« Il y a une volonté de verrouiller le parti »
Notons que l’édile invitait pourtant il y a trois jours, son ami Éric Ciotti vainqueur à Nice, « à sortir de son alliance avec le RN et à rejoindre la droite indépendante, pour donner une nouvelle énergie à la France ». Son courroux n’est pas de nature à convaincre le président de l’UDR. David Lisnard « pense ne plus rien avoir à faire » chez LR. La raison de sa colère ? Les propositions du bureau politique seraient biaisées et n’auraient qu’un but : favoriser l’élection de Bruno Retailleau. Le maire de Cannes semble se faire le porte-voix des contestataires. « Le bureau politique ne sert à rien, il n’est pas représentatif de la diversité de notre mouvement », conteste auprès de BV un cadre LR. Au sein du parti, beaucoup reprochent au sénateur de Vendée d’avoir placé ses proches pour obtenir aisément une majorité. « Il y a une volonté de verrouiller le parti, explique à BV Emmanuelle Brisson, porte-parole LR des Pyrénées-Atlantiques, les options votées au bureau montrent la fébrilité de l’équipe en place ». Les frondeurs contestent les trois choix pour lesquels devront voter les adhérents en juin : une primaire fermée où seuls les adhérents voteraient, une primaire ouverte aux candidats LR où les adhérents et les sympathisants participeraient, ou alors la désignation du président actuel du mouvement comme candidat. David Lisnard évoque « un vote truqué », qui naturellement d’après lui se déroulerait en faveur de Bruno Retailleau, d’où sa colère.
« Tu gagnes du temps, Bruno »
Le président de Nouvelle Énergie s’appuie sur sa légitimité : avec 81 %, il est le maire le mieux réélu au premier tour. Son parti revendique la victoire dans 250 mairies répartis sur 74 départements dont Limoges, Besançon, Cherbourg ou le 17ème arrondissement de Paris. Le bureau politique a été houleux. Les proches de Bruno Retailleau ont défendu âprement la position du président du parti fortement contesté comme le démontre l’absence remarquée de Laurent Wauquiez ou Xavier Bertrand.
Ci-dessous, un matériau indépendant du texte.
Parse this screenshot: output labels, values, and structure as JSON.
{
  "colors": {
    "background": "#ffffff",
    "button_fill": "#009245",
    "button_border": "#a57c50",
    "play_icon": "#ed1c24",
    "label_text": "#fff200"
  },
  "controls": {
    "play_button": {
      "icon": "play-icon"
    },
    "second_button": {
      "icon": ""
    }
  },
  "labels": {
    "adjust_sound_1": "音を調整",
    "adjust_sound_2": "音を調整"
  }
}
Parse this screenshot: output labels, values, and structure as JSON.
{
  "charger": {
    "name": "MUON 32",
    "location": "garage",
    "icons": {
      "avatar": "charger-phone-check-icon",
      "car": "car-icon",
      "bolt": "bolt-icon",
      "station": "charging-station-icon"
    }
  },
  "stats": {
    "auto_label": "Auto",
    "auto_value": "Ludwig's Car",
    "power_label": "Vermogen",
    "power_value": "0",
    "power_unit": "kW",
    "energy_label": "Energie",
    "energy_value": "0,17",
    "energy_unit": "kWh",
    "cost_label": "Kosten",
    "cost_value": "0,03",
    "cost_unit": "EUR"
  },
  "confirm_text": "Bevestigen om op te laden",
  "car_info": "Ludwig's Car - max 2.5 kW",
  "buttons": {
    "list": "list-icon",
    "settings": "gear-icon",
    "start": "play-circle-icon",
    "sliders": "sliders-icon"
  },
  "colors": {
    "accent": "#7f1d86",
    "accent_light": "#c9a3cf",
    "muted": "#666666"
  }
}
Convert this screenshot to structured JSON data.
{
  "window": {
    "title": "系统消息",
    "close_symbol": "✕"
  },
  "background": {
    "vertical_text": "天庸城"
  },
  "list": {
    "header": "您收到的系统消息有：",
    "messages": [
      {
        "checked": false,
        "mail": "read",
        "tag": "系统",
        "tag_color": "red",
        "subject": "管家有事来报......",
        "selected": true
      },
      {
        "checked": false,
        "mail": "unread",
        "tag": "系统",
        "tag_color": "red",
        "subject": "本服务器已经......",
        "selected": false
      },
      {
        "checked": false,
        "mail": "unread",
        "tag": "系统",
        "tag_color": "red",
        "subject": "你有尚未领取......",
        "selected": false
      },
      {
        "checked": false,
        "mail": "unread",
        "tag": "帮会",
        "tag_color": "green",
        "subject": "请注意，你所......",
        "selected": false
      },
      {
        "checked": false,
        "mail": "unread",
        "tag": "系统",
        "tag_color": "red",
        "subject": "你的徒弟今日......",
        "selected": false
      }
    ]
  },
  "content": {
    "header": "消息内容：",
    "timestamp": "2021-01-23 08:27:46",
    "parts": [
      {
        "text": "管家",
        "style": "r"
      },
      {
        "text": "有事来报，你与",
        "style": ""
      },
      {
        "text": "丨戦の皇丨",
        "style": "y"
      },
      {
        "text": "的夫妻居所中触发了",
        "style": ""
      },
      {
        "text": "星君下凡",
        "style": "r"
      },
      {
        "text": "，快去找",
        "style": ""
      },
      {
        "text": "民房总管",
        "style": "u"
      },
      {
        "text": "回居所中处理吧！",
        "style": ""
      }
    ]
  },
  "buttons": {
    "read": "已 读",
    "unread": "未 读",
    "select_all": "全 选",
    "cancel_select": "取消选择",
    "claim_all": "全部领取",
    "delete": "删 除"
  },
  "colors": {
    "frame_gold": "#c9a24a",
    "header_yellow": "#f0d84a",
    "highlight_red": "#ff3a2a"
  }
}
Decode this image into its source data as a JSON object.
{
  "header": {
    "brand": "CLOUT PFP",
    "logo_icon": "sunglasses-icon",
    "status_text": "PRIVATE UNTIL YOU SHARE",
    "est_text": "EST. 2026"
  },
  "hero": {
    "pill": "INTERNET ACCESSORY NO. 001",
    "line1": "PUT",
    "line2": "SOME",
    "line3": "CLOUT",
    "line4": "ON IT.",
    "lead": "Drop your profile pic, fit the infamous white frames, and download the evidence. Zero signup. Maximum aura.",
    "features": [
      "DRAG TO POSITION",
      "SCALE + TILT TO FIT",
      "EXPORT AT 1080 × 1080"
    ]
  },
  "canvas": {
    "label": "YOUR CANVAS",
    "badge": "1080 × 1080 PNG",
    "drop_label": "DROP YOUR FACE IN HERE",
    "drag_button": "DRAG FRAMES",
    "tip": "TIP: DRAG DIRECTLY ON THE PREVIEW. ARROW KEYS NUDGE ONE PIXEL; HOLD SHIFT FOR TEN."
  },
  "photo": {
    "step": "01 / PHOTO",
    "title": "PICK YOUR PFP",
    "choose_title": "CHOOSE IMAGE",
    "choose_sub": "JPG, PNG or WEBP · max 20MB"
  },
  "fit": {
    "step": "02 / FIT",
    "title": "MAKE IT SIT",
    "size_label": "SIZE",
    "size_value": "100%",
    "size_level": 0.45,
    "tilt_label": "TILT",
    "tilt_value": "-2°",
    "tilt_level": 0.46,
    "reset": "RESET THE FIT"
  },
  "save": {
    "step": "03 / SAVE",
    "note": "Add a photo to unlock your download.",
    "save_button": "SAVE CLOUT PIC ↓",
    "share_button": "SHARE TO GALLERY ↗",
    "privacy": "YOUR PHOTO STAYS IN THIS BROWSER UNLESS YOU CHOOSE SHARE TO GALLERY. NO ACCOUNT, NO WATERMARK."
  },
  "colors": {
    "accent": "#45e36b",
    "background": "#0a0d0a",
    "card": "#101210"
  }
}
David Lisnard s’est expliqué vivement avec Bruno Retailleau. « Je t’ai soutenu à la présidence de notre mouvement car tu avais promis une primaire », a déclaré le président de l’Association des Maires de France, dans une ambiance tendue, « tu gagnes du temps Bruno ». Chez les opposants à la présidence du parti, on reproche en effet à l’ancien ministre de l’Intérieur de jouer la montre et d’empêcher l’organisation d’une grande primaire ouverte à l’ensemble de la droite.
En interne, on s’organise déjà pour mobiliser le parti afin de promouvoir la candidature de Bruno Retailleau qui pourrait à travers ce premier vote être désigné comme le champion de son camp pour partir à la présidentielle. Dans un message que BV a pu consulter, sur une chaîne WhatsApp militante pilotée par Othman Nasrou, secrétaire général des Républicains, un participant explique attendre « les consignes » pour mobiliser les supporters de Bruno Retailleau « afin qu’ils votent pour la 3ème proposition, désignation directe de notre président ». « Aujourd’hui, la machine est acquise à Bruno Retailleau » conteste un autre cadre LR auprès de BV. À droite, Les Républicains n’ont vraisemblablement pas encore trouvé une ligne fédératrice.